Die Legende des Fenrir rief bei Luna nur allmählich Erinnerungen wach. Innerhalb ihrer Ausbildung wurden immer wieder geradezu unglaubliche Dämonen behandelt, doch sie mochte die Geschichten nie sonderlich. Sie erschienen ihr zu brutal, zu weit hergeholt, als dass sie tatsächlich hätten wahr sein können. Doch nun musste sie zugeben, dass sie falsch lag, denn einer der zwei Söhne des Fenriswolfes stand direkt vor ihr und zudem hatte sie ihn gebändigt.
Halb Mensch, halb Dämon wiederholte sie in Gedanken. Wie konnte sich eine menschliche Frau in einen solch schrecklichen Dämon verlieben? Oder gab es zwischen ihnen gar keine Gefühle? Ein kalter Schauer überkam Luna und sie schüttelte sie kaum merklich. Sie wollte nicht an die zahlreichen Möglichkeiten denken, wie es dazu gekommen sein konnte, sondern das hier und jetzt betrachten.

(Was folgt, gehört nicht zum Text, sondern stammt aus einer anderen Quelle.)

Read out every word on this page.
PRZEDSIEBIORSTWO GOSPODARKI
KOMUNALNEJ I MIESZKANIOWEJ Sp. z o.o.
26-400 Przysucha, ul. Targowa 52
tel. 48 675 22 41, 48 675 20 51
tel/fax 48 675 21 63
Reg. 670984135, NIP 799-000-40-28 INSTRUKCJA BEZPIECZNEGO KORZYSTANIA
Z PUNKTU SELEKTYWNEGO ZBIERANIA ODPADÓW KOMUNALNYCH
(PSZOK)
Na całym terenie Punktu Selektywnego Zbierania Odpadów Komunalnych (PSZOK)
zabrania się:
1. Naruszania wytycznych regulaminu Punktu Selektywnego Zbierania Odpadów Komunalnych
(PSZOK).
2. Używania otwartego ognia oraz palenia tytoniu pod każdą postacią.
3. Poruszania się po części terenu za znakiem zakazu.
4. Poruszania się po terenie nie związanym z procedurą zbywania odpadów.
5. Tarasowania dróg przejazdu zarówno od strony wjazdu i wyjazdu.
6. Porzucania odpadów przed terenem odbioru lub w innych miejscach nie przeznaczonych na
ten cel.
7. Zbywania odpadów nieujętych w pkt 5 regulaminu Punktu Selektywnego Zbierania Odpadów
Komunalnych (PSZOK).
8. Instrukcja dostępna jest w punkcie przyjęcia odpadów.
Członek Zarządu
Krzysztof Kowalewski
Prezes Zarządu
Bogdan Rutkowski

Immerhin schwebte sie in Gefahr.
„Wieso bist du bei Rus?", erkundigte sich Noah nach einer Weile.
„Er hat mich vor Dante beschützt und aus dem Kerker, oder was das auch immer darstellen sollte, geholt."
Noah blickte nach draußen. Vor ihnen tat sich eine recht ebenmäßige Fläche aus, die komplett aus grauem Gestein bestand. Diese Einöde wirkte deprimierend auf Luna, obgleich sie endlich Noah gefunden hatte und es ihm augenscheinlich gut ging. Sie sollte sich freuen, aber der Schatten seines Bruders schwebte über ihnen, wie eine Unheil verkündende Gewitterwolke.

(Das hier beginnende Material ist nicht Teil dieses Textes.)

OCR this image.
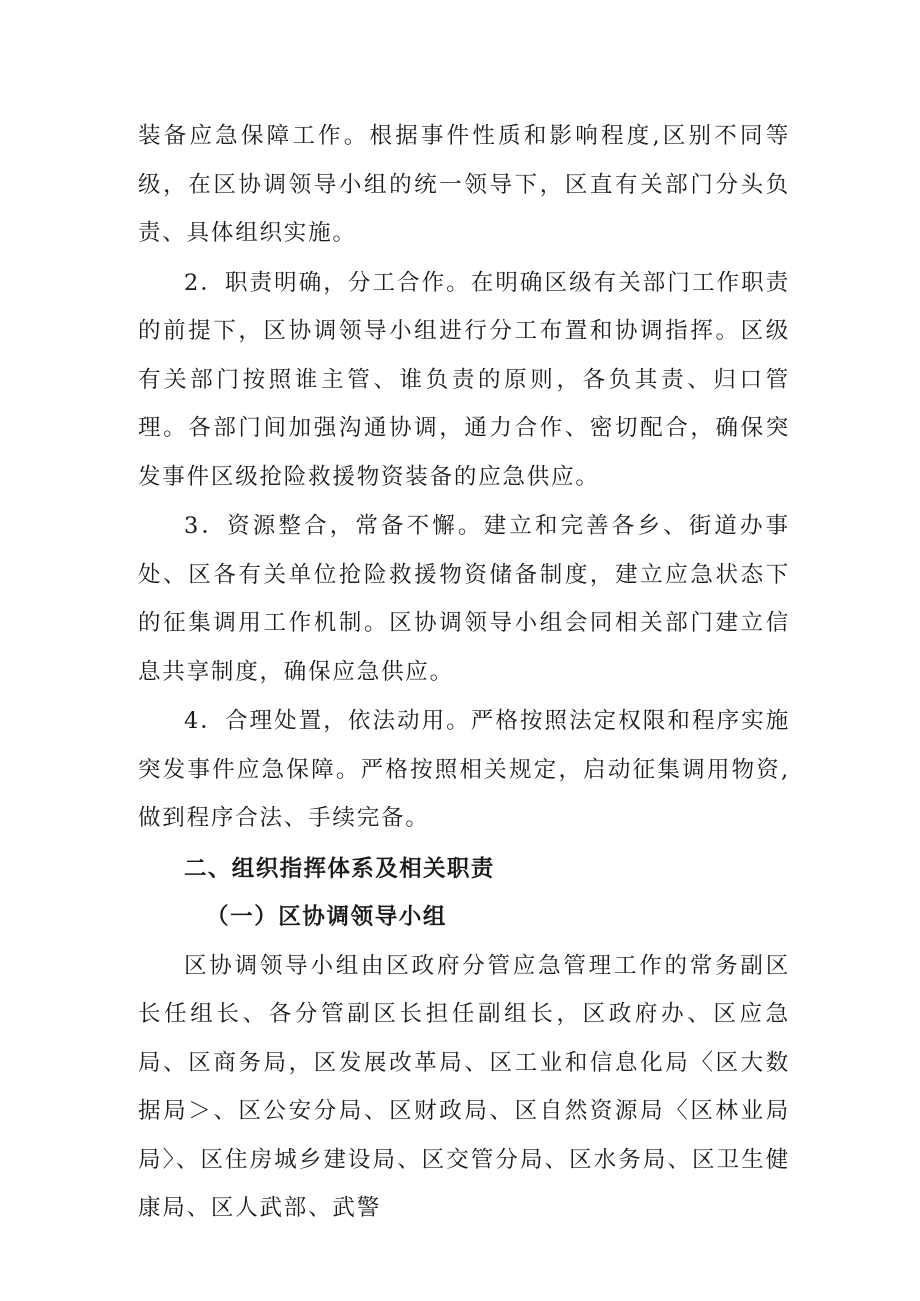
装备应急保障工作。根据事件性质和影响程度,区别不同等级，在区协调领导小组的统一领导下，区直有关部门分头负责、具体组织实施。

2．职责明确，分工合作。在明确区级有关部门工作职责的前提下，区协调领导小组进行分工布置和协调指挥。区级有关部门按照谁主管、谁负责的原则，各负其责、归口管理。各部门间加强沟通协调，通力合作、密切配合，确保突发事件区级抢险救援物资装备的应急供应。

3．资源整合，常备不懈。建立和完善各乡、街道办事处、区各有关单位抢险救援物资储备制度，建立应急状态下的征集调用工作机制。区协调领导小组会同相关部门建立信息共享制度，确保应急供应。

4．合理处置，依法动用。严格按照法定权限和程序实施突发事件应急保障。严格按照相关规定，启动征集调用物资,做到程序合法、手续完备。

二、组织指挥体系及相关职责
（一）区协调领导小组

区协调领导小组由区政府分管应急管理工作的常务副区长任组长、各分管副区长担任副组长，区政府办、区应急局、区商务局，区发展改革局、区工业和信息化局〈区大数据局＞、区公安分局、区财政局、区自然资源局〈区林业局局〉、区住房城乡建设局、区交管分局、区水务局、区卫生健康局、区人武部、武警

Trotz dieser offensichtlichen Gefahr, konnten sie nicht ewig in der Höhle hocken, sondern mussten zumindest versuchen, Luna von hier wegzuschaffen. Das schien zumindest Noahs Gesichtsausdruck zu verkünden. Er wollte sich seine Sorge nicht anmerken lassen, doch die Falten auf seiner Stirn zeugten vom Scheitern dieses Versuches. Sachte schob er Luna weiter vor sich her und an Rus vorbei.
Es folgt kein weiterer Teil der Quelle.